Systematic study of human and animal behaviour. The first psychology laboratory was founded in 1879 by Wilhelm Wundt at Leipzig, Germany. The subject includes diverse areas of study and application, among them the roles of instinct, heredity, environment, and culture; the processes of sensation, perception, learning, and memory; the bases of motivation and emotion; and the functioning of thought, intelligence, and language. Significant psychologists have included Gustav Fechner, founder of psychophysics; Wolfgang Köhler, one of the Gestalt or ‘whole’ psychologists; Sigmund Freud and his associates Carl Jung and Alfred Adler; William James, Jean Piaget; Carl Rogers; Hans Eysenck; J B Watson; and B F Skinner.

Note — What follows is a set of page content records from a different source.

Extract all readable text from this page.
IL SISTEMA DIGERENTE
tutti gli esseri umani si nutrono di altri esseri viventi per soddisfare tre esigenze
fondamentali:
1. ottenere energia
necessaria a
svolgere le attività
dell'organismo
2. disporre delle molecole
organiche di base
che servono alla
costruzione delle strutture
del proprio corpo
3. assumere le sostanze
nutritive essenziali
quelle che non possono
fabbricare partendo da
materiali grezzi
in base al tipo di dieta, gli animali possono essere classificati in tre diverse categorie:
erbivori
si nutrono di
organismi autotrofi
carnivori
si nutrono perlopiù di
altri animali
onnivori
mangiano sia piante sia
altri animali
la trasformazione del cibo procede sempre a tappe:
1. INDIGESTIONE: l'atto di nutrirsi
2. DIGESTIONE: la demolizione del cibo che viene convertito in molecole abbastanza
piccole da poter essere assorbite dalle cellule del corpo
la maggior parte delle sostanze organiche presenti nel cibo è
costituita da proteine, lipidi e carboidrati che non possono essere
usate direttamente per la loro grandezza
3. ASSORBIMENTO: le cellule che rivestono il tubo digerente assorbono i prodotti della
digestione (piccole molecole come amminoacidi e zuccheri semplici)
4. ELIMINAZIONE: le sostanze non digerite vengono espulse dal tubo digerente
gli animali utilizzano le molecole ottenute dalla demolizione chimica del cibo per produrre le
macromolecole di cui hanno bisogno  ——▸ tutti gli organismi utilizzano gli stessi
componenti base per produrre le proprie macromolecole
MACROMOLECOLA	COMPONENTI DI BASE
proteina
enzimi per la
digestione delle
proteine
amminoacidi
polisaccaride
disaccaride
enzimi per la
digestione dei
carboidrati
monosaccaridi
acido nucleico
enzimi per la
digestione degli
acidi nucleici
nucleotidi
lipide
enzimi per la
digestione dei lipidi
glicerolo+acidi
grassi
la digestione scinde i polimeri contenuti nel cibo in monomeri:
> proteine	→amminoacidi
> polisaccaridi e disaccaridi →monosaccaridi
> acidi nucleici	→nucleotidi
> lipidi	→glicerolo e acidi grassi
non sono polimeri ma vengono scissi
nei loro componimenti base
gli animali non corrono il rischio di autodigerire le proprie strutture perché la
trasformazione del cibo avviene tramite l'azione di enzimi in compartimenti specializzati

Experimental psychology emphasizes the application of rigorous and objective scientific methods to the study of a wide range of mental processes and behaviour, whereas social psychology concerns the study of individuals within their social environment; for example, within groups and organizations. This has led to the development of related fields such as occupational psychology, which studies human behaviour at work, and educational psychology. Clinical psychology concerns the understanding and treatment of mental health disorders, such as anxiety, phobias, or depression; treatment may include behaviour therapy, cognitive therapy, counselling, psychoanalysis, or some combination of these.

Modern studies have been diverse; for example, the psychological causes of obesity; the nature of religious experience; and the underachievement of women seen as resulting from social pressures. Other related subjects are the nature of sleep and dreams, and the possible extensions of the senses, which leads to the more contentious ground of parapsychology.